Friday, April 01, 2005

VC vs VC

Wasn't gonna blog today, too busy, but this article caught my eye, and I have to dispute it a lil bit. It's by the guys at Signal Lake, who've done a study, and have evidence that venture investments are not correlated innovation - by grabbing venture-backed IPOs, and ranking them on 'innovation'.

Problem is, their methodology has some serious flaws.

1) "...We also eliminated eBay Inc. and other companies that relied on e-commerce business models rather than new technologies. While innovations in e-commerce have created businesses worth billions of dollars, and improved the lives of millions of consumers and retailers alike, finding a new way for them to interact with one another is quite different from coming up with a fundamentally new technology...

In fact, e-commerce business models are almost always grounded in only the slightest bits of incremental innovation."

I think there's a flaw here. There is a 'fundamentally new technology' underlying e-commerce: the www (ve the Net). Without the www, e-commerce isn't possible - or at least, it's market size becomes negligible. So I think here, with one stroke, most of the economic impact of the www has been erased from their sample.

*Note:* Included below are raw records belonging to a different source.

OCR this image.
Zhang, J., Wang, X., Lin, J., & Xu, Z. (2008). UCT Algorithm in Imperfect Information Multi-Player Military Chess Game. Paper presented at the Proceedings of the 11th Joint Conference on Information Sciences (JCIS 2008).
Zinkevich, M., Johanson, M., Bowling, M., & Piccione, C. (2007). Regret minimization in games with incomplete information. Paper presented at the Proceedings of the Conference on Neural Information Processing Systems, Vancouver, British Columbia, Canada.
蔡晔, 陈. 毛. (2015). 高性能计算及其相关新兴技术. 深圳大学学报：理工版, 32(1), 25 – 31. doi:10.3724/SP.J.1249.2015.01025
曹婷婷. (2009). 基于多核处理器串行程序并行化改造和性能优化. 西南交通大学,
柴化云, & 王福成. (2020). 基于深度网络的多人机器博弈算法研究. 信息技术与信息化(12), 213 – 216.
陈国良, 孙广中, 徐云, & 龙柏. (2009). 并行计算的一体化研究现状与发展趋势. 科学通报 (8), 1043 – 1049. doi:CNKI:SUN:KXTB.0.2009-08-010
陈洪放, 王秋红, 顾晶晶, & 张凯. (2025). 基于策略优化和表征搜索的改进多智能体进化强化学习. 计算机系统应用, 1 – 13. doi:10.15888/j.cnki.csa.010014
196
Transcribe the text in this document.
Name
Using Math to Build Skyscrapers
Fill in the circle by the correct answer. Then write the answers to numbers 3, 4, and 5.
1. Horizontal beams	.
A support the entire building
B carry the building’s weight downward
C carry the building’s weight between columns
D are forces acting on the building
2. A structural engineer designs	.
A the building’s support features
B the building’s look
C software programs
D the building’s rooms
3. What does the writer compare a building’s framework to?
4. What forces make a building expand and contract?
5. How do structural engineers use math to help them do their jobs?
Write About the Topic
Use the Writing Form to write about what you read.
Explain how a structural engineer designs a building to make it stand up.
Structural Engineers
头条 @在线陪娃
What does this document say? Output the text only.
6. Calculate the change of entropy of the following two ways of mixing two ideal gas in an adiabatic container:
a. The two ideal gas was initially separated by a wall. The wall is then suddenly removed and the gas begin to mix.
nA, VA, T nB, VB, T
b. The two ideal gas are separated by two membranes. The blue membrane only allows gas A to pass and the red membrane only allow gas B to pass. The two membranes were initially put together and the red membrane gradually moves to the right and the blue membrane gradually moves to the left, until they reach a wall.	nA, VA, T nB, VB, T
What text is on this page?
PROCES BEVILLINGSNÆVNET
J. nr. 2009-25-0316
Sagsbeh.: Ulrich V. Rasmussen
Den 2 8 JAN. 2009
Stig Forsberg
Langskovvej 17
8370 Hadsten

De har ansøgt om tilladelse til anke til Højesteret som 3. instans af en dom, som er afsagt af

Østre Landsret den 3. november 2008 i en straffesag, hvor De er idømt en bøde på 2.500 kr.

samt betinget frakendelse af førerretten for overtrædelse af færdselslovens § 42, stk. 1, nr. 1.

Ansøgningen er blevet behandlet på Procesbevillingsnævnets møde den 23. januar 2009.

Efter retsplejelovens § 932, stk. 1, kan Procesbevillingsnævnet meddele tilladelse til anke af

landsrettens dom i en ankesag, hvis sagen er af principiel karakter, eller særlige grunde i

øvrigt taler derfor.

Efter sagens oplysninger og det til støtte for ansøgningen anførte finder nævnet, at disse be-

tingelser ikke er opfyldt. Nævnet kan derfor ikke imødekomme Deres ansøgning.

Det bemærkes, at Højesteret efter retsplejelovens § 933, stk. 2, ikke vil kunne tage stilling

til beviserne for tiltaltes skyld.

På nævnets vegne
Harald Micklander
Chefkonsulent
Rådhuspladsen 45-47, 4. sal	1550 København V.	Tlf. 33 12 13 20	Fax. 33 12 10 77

2) "...By far the largest number of IPOs over the course of our 10-year period received a low rating of 4, which was essentially the bottom."

Flaw #2 has to do with the fact that not all venture exits are IPOs. Trade sales etc were excluded from this study. Which is curious, considering the fact that incumbents like Cisco, Yahoo, and Google have chosen to grow via R&D-by-acquisition strategies, instead of organically. So I think the sample is, again, biased.

3) "...In fact, it would be difficult to argue that VCs are ignorant of engineering and other technical areas. A review of the backgrounds of 180 general partners at 20 leading VCs shows that 64 percent of general partners have undergraduate engineering degrees [see table, "A Matter of Degrees"]. But 64 percent also have MBAs, while only 29 percent have master's degrees in engineering or science. So by a wide margin, it seems that the business training of the average general partner exceeds his or her understanding of technology, and that for the people who have both, the technical background supports a business outlook, not the other way around."

Bolding's mine. Flaw #3 has to do with misunderstanding degrees and specialization. I don't think that a two year MBA versus a 4 year undergrad makes your business training exceed your technical understanding. I'd argue the reverse is true - your business training is much less than your technical understanding!

Another point to consider is that the definitions here are narrow. Not all engineering degrees correlate well with venture investing. My degree is in neuro, which makes a lot of sense for the things I'm interested in. But let's imagine I had a CS degree - this methodology wouldn't count it, though for a VC these days, a CS degree is clearly a relevant asset.

Look, I don't wanna belabor the point - I could go on picking holes in the methodology, but the bigger picture is what's really important. I appreciate the sentiment behind the article - venture investing is becoming an increasingly risk-averse market.

I think risk-aversion is an effect, not a cause - and the flaws in the methodology obscure this relationship. Like I've argued before, that venture dynamics are beginning to mirror those of other creative industries, like film, music, and publishing: they're becoming hit-driven dynamics. This causes risk aversion, marketing (or relationship) wars, etc, etc.